Guide

What is the Newbery Medal?

5 min read

The Newbery Medal is the American Library Association's annual award for the most distinguished contribution to American literature for children. Here's what it is, how winners are chosen, and why so many Newbery books end up on school reading lists.

The Newbery Medal has been awarded every year since 1922, making it the first children’s book award of its kind in the world. It’s named for John Newbery, the 18th-century English bookseller often credited with making children’s books a distinct publishing category. The medal is administered by the Association for Library Service to Children (ALSC), the same ALA division that runs the Caldecott.

What the criteria actually say

The criteria ask the committee to weigh:

  • Interpretation of the theme or concept
  • Presentation of information including accuracy, clarity, and organization
  • Development of a plot
  • Delineation of characters
  • Delineation of a setting
  • Appropriateness of style

Eligibility: the author must be a US citizen or resident; the book must be original (not a reprint), published in English in the US during the preceding year, and aimed at children up to and including age 14. Translations are not eligible.

How the committee actually votes

Fifteen ALSC-appointed members read every eligible book — often 600+ titles per year. They meet in person at the ALA Midwinter Meeting in January and vote by secret weighted ballot. The book receiving the highest weighted score wins the Medal; up to five additional books are named Newbery Honor books. Results are announced at the Youth Media Awards press conference the following morning, alongside the Caldecott.

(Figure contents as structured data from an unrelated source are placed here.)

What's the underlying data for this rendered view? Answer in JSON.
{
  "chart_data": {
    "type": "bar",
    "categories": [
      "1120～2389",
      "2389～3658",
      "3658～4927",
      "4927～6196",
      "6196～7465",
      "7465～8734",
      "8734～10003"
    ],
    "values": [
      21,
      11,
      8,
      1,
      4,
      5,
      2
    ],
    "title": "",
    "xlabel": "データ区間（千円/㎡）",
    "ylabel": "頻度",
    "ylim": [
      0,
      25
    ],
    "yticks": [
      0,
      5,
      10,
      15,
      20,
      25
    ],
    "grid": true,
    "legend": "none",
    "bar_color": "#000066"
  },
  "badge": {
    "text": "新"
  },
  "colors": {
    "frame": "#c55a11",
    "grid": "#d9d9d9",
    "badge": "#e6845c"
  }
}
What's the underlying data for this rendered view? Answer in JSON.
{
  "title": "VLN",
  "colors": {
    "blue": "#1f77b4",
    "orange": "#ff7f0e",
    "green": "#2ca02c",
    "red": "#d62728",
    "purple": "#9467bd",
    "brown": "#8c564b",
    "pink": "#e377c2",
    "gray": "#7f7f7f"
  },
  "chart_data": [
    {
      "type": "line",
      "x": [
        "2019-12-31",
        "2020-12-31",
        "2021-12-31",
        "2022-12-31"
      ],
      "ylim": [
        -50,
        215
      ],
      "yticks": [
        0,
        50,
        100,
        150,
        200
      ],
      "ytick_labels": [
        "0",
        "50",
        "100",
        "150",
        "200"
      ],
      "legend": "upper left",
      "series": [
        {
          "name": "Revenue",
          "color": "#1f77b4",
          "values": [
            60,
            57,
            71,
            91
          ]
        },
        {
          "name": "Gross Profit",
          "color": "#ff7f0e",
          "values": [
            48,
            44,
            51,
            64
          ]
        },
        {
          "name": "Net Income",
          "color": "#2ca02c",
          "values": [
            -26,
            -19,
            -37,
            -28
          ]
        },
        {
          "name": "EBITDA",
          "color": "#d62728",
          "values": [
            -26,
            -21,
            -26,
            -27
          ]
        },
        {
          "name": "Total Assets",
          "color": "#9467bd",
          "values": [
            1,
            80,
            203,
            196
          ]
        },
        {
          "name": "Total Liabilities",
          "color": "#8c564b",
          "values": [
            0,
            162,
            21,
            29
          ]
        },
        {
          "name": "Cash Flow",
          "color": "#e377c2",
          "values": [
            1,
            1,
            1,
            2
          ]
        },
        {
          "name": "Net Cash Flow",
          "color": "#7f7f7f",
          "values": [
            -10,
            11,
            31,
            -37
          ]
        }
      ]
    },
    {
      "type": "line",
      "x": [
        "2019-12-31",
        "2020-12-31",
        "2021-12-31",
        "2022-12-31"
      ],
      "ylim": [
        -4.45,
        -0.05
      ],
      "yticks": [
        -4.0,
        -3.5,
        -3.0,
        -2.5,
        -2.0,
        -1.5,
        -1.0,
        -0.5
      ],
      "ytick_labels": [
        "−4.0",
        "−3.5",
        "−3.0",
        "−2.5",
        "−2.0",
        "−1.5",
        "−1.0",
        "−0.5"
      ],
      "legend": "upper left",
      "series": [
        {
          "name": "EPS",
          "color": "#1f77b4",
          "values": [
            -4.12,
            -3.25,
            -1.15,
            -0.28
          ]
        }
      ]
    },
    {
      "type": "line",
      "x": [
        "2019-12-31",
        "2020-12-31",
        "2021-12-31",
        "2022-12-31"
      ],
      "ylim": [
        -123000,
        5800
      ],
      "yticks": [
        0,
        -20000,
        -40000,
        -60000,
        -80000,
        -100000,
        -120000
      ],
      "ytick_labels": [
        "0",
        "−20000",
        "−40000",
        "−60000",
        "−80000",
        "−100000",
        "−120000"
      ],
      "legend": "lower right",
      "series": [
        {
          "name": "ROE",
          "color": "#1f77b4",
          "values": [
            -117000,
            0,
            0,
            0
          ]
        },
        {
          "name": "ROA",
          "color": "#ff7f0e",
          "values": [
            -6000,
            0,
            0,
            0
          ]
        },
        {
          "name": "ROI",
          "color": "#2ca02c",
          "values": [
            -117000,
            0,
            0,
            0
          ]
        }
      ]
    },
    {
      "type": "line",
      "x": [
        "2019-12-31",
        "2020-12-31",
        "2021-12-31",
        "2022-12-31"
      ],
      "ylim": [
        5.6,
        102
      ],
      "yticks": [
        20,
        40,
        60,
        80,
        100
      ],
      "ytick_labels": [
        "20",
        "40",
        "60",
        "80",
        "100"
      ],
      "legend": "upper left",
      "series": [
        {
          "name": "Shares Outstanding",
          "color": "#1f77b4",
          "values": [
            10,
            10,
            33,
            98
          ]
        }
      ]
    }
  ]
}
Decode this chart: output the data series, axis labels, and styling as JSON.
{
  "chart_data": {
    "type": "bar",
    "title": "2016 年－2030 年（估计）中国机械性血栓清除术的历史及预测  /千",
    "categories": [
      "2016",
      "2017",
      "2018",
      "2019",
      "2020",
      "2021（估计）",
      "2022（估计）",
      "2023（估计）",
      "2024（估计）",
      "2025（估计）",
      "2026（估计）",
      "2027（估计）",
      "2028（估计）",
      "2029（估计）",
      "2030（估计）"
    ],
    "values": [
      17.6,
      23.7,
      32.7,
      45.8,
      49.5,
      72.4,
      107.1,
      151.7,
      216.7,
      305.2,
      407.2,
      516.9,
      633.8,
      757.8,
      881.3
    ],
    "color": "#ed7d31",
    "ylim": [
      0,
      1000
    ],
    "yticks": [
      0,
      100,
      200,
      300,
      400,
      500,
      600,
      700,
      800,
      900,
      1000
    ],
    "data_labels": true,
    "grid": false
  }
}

Why Newbery books anchor so many reading lists

Roughly 40-50% of US elementary and middle school year-long reading lists include at least one Newbery winner or Honor book. The reasons are pragmatic:

  • Pre-vetted for literary quality by expert librarians
  • Cover an age range (~8-14) that maps cleanly to 4th-8th grade
  • Available in essentially every school library in the country
  • Discussion guides, study questions, and lesson plans exist for nearly every winner
  • Align well with the literary-quality language in state ELA standards

Books like Bridge to Terabithia (1978), Number the Stars (1990), The Giver (1994), Holes (1999), and The One and Only Ivan (2013) have become near-default 4th-6th grade choices in part because of their Newbery credentials.

Common misconceptions

Newbery winners aren’t all easy.The Newbery doesn’t target a specific reading level. Some winners are challenging texts at the upper end of the eligible age range. Parents who see “Newbery” and assume “ages 8” can be surprised — check the Lexile and publisher age recommendations on the book page before handing it to a young reader.

A Newbery doesn’t mean uncontroversial. Newbery books regularly address death, war, prejudice, family trauma, and historical violence. The committee explicitly does not screen for emotional comfort. Bridge to Terabithia, Bud, Not Buddy, and Roll of Thunder, Hear My Cry all deal with weighty material. The award is for literary excellence, not for gentleness.

Honor books matter. Many of the most-taught Newberys in classrooms (Charlotte’s Web, for example) are Honor books, not Medal winners. The Honor list is a strong source of classroom-quality titles.

For the related illustration award, see our companion guide on the Caldecott Medal. To see which Newbery winners appear on grade-specific reading lists, browse our grade index.

Common questions

What does the Newbery Medal recognize?
It recognizes the most distinguished contribution to American literature for children published the preceding year. The award is for the author, not the illustrator — Newbery is the writing-focused counterpart to the illustration-focused Caldecott Medal.
What age range do Newbery books target?
Eligibility covers books for children up to and including age 14. In practice, most winners are middle-grade novels for ages 8-12, though picture books for older readers and some young-adult-adjacent works have won. Many Newberys sit comfortably in 4th-6th grade reading lists.
Who chooses Newbery Medal winners?
A 15-member Newbery Committee appointed by the Association for Library Service to Children (ALSC). Members are librarians, children's literature experts, and educators. They read every eligible book published in the prior year and meet in January to vote at the ALA Youth Media Awards.
What is the difference between the Newbery Medal and Newbery Honor?
One Medal is awarded each year; up to 5 Honor books are named as runners-up. Both are prestigious. Honor books often have very high artistic merit — they're not afterthoughts. School librarians treat Medal and Honor books as equally curriculum-worthy.
Why are so many Newbery books on school reading lists?
Newbery winners are reliably grade-level appropriate (4th-8th typical), come pre-vetted by expert librarians, are widely available in school libraries, and align with the literary-quality criteria most state ELA standards reference. A teacher building a year's reading list can pick from the Newbery archive and trust the books will work.